Putin to leave for Bishkek for state visit on Tues, CSTO Collective Security Council to meet on Thurs - Kremlin
MOSCOW. Nov 24 (Interfax) - Russian President Vladimir Putin will leave for Kyrgyzstan for a state visit on Tuesday, Russian presidential aide Yury Ushakov said.
"The Russian president's visit to the Kyrgyz Republic starts on Tuesday. This visit was organized at the invitation of Kyrgyz President Sadyr Japarov and will last two days," Ushakov told reporters.
Putin will stay in Kyrgyzstan for two days as a meeting of the Collective Security Council of the Collective Security Treaty Organization (CSTO) is planned in Bishkek on Thursday.
The visit program will start on Tuesday evening. Japarov will meet Putin at the aircraft steps at the Bishkek airport. Then the leaders will go to the city, where they will lay down a wreath to the Eternal Flame in Victory Square.

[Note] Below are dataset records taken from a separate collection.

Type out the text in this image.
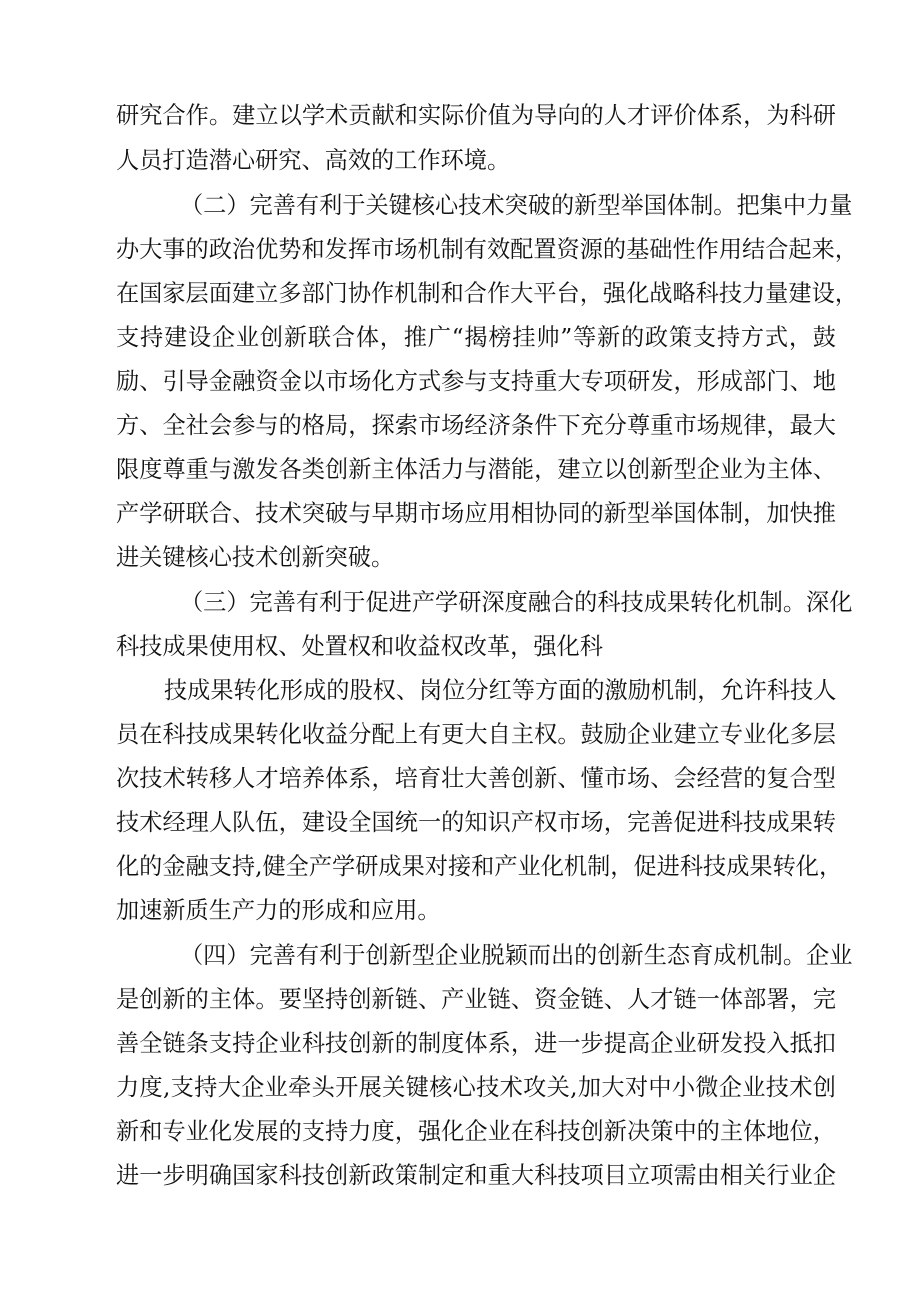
研究合作。建立以学术贡献和实际价值为导向的人才评价体系，为科研
人员打造潜心研究、高效的工作环境。
（二）完善有利于关键核心技术突破的新型举国体制。把集中力量
办大事的政治优势和发挥市场机制有效配置资源的基础性作用结合起来，
在国家层面建立多部门协作机制和合作大平台，强化战略科技力量建设，
支持建设企业创新联合体，推广“揭榜挂帅”等新的政策支持方式，鼓
励、引导金融资金以市场化方式参与支持重大专项研发，形成部门、地
方、全社会参与的格局，探索市场经济条件下充分尊重市场规律，最大
限度尊重与激发各类创新主体活力与潜能，建立以创新型企业为主体、
产学研联合、技术突破与早期市场应用相协同的新型举国体制，加快推
进关键核心技术创新突破。
（三）完善有利于促进产学研深度融合的科技成果转化机制。深化
科技成果使用权、处置权和收益权改革，强化科
技成果转化形成的股权、岗位分红等方面的激励机制，允许科技人
员在科技成果转化收益分配上有更大自主权。鼓励企业建立专业化多层
次技术转移人才培养体系，培育壮大善创新、懂市场、会经营的复合型
技术经理人队伍，建设全国统一的知识产权市场，完善促进科技成果转
化的金融支持,健全产学研成果对接和产业化机制，促进科技成果转化，
加速新质生产力的形成和应用。
（四）完善有利于创新型企业脱颖而出的创新生态育成机制。企业
是创新的主体。要坚持创新链、产业链、资金链、人才链一体部署，完
善全链条支持企业科技创新的制度体系，进一步提高企业研发投入抵扣
力度,支持大企业牵头开展关键核心技术攻关,加大对中小微企业技术创
新和专业化发展的支持力度，强化企业在科技创新决策中的主体地位，
进一步明确国家科技创新政策制定和重大科技项目立项需由相关行业企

"After that, the two presidents will talk informally in the Ala Archa Residence. It will be an informal talk between the two presidents in a one-on-one format," Ushakov said.
On Wednesday, Putin's program in Bishkek will begin in the Unity Palace with an official meeting ceremony. Then there will be Russian-Kyrgyz talks, which are expected to address key issues concerning bilateral interaction in the political, trade, economic, humanitarian and other areas. In particular, they will address cooperation in the trade, economic, energy and education spheres, as well as in healthcare and migration. The talks will be held in an expanded format, Ushakov said.
"These are issues on which the reporters have been determined on both sides. But it doesn't mean that there will be no exchange of opinions on other issues as well, including international and regional," Ushakov said.
The Russian delegation in the talks will be very representative, he said. It will comprise Russian Deputy Prime Minister Alexei Overchuk, Russian Interior Minister Vladimir Kolokoltsev, Sports Minister Mikhail Degtyarev, Health Minister Mikhail Murashko, Transport Minister Andrei Nikitin, Economic Development Minister Maxim Reshetnikov, Science and Higher Education Minister Valery Falkov and Energy Minister Sergei Tsivilev, he said. The delegation will also include Russia's consumer rights watchdog Rospotrebnadzor head Anna Popova, Central Bank Governor Elvira Nabiullina, State Secretary and Deputy Education Minister Andrei Korneyev, Federal Service for Military-Technical Cooperation deputy head Mikhail Babich, Rosatom head Alexei Likhachev, and some businessmen: Roman Abramovich, Musa Bazhayev, Pyotr Fradkov and Mikhail Volkov. Russia presidential aides Yury Ushakov and Maxim Oreshkin and presidential press secretary Dmitry Peskov will also accompany the president to Bishkek.
In the talks, the presidents are expected to sign a joint statement on deepening relations of alliance and strategic partnership in the rapidly changing world. "This program document sets new large-scale tasks concerning further strengthening of bilateral relations in the long-term perspective," Ushakov said.
"A number of important intergovernmental and commercial documents will be signed during the visit. A total of seven documents have now been considered. They embrace cooperation in education, economy, healthcare, migration, sanitary-epidemiological wellbeing of the population, development of military-technical cooperation, as well as an agreement between Russian Post and Kyrgyz Post," he said.
After exchanging the signed documents, the presidents will make statements on the results of the talks.
A state reception will be held on Wednesday evening.
The program of the state visit will end with that. However, the president will stay in Bishkek to attend CSTO events, the Kremlin representative said.